Bessie Coleman (January 26, 1892 – April 30, 1926) was an early American civil aviator. She was the first African-American woman and first Native American to hold a pilot license. She earned her license from the Fédération Aéronautique Internationale on June 15, 1921, and was the first Black person to earn an international pilot’s license.

Born to a family of sharecroppers in Texas, Coleman worked in the cotton fields at a young age while also studying in a small, one-room segregated school, which she walked four miles each day to attend. She attended one term of college at Langston University.

At the age of 23, Coleman moved to Chicago, Illinois, where she lived with her brothers. In Chicago, she worked as a manicurist at the White Sox Barber Shop. There she heard stories of flying during wartime from pilots returning home from World War I. Coleman developed an early interest in flying, but African Americans, Native Americans, and women had no flight training opportunities in the United States, so she saved and obtained sponsorships to go to France for flight school.

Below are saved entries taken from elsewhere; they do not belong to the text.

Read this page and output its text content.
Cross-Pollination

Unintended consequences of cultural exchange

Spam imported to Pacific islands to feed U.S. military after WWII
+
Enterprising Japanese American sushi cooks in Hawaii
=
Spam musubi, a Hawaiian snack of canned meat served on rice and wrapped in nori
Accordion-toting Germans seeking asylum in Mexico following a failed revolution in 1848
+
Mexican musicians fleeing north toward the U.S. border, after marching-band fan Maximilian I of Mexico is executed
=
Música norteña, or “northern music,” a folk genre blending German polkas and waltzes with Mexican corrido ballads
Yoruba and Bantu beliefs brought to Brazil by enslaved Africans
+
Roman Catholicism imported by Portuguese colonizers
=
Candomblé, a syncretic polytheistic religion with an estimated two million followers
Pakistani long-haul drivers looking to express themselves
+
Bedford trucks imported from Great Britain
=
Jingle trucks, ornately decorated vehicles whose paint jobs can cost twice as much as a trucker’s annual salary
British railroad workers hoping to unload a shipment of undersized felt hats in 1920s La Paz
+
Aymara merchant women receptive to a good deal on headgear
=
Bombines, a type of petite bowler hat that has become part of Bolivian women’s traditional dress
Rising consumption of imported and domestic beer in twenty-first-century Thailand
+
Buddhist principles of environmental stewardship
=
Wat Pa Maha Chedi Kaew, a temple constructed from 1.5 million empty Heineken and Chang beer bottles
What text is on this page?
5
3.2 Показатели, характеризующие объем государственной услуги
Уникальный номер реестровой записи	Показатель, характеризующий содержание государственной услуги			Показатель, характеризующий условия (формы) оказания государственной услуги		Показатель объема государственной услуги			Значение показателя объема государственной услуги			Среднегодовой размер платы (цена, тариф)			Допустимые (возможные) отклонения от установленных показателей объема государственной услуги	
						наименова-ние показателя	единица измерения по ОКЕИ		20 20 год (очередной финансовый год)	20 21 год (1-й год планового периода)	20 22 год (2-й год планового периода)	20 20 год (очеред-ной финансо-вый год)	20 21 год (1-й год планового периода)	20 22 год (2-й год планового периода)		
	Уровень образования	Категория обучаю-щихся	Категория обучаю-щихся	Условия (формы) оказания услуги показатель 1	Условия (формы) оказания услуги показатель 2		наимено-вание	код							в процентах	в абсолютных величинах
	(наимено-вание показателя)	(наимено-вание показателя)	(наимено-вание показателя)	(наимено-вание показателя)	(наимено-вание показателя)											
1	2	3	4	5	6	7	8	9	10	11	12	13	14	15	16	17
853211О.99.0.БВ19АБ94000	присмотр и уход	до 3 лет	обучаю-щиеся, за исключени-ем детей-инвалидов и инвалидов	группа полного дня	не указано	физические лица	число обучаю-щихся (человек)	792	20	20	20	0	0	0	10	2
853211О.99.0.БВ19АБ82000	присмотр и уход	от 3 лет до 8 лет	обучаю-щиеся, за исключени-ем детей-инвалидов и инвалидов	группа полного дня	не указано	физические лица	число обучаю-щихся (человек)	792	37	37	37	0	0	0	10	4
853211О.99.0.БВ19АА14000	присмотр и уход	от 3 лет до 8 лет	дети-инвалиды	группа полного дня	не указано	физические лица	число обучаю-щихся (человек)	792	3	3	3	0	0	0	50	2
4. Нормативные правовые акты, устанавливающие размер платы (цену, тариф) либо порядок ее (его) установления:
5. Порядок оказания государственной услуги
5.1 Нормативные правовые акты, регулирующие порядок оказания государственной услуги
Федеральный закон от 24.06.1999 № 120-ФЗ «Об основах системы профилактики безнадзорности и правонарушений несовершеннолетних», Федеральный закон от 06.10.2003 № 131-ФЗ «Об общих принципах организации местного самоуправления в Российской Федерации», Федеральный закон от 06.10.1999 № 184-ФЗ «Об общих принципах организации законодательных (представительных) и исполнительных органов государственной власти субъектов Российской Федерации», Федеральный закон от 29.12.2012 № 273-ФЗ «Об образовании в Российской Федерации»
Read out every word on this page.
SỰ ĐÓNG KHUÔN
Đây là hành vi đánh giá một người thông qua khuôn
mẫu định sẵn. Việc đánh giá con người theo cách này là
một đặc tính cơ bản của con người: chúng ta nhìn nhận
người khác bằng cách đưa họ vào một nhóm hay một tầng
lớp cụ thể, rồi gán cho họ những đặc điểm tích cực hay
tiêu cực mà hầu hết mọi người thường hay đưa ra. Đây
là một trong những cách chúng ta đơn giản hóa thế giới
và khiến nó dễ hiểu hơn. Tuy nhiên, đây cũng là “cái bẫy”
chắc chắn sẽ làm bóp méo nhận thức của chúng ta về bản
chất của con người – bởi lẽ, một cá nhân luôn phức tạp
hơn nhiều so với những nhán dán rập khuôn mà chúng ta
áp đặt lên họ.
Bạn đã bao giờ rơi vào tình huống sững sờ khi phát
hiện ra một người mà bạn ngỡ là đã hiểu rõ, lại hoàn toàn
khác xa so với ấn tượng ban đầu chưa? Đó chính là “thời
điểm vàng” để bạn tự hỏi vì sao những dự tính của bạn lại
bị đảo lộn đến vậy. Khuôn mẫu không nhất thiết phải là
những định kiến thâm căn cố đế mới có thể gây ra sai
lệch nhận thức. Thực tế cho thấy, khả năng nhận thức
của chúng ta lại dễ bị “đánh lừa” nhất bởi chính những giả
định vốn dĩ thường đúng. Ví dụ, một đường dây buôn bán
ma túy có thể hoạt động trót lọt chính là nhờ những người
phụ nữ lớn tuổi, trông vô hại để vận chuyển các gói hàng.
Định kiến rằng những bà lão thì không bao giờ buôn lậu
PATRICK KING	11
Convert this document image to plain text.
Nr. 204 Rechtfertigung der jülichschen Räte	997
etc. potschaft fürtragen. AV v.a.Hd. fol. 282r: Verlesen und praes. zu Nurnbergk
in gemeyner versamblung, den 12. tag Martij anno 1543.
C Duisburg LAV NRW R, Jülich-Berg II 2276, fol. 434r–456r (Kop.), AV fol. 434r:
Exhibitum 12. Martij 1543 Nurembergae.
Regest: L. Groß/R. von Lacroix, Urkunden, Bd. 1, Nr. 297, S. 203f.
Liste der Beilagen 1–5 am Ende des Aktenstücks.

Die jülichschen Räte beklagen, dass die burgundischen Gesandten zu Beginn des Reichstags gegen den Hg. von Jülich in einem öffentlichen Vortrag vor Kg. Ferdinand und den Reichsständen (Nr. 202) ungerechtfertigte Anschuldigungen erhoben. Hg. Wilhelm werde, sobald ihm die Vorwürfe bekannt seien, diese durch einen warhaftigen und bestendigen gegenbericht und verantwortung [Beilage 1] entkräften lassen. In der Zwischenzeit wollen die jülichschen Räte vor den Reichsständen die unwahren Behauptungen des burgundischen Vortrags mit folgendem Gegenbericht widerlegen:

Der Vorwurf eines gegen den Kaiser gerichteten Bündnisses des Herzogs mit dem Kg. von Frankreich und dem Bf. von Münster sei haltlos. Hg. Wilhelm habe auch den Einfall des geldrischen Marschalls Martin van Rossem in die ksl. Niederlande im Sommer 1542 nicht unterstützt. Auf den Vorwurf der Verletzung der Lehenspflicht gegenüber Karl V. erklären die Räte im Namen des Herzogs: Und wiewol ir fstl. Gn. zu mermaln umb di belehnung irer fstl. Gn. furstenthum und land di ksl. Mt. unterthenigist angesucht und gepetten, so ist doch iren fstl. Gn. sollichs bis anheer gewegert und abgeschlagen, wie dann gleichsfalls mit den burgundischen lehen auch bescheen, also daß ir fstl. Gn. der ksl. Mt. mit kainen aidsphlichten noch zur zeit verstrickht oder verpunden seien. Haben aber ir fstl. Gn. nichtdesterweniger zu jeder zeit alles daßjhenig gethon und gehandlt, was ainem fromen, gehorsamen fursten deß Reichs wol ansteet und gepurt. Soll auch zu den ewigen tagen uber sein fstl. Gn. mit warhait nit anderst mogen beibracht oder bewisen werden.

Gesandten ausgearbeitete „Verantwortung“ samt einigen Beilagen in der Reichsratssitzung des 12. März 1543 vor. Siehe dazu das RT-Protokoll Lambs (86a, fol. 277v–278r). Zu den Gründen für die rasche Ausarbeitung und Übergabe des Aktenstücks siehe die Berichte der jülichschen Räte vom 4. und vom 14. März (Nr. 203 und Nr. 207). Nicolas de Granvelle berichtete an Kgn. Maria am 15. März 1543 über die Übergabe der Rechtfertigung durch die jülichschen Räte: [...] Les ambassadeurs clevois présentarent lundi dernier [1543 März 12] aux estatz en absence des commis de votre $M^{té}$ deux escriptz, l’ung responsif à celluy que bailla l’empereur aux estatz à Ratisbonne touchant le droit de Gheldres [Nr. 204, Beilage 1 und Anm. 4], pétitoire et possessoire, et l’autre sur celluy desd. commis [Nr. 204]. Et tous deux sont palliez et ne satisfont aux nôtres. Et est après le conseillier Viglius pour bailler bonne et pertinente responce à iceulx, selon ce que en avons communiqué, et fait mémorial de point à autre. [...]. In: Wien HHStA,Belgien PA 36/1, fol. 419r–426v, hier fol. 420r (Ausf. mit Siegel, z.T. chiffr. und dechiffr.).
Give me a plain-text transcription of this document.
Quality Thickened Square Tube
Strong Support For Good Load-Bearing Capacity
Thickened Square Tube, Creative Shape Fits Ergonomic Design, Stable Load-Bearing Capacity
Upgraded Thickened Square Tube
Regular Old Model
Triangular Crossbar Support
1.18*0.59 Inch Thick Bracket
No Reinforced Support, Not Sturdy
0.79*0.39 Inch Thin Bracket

She then became a high-profile pilot in notoriously dangerous air shows in the United States. She was popularly known as Queen Bess and Brave Bessie, and hoped to start a school for African-American fliers. Coleman died in a plane crash in 1926. Her pioneering role was an inspiration to early pilots and to the African-American and Native American communities.

Thank you for joining me in celebrating Bessie Coleman, a woman who is childless, who wasn’t afraid to say NO. A woman who didn’t let a system stop her from being seen. I see myself in her smile.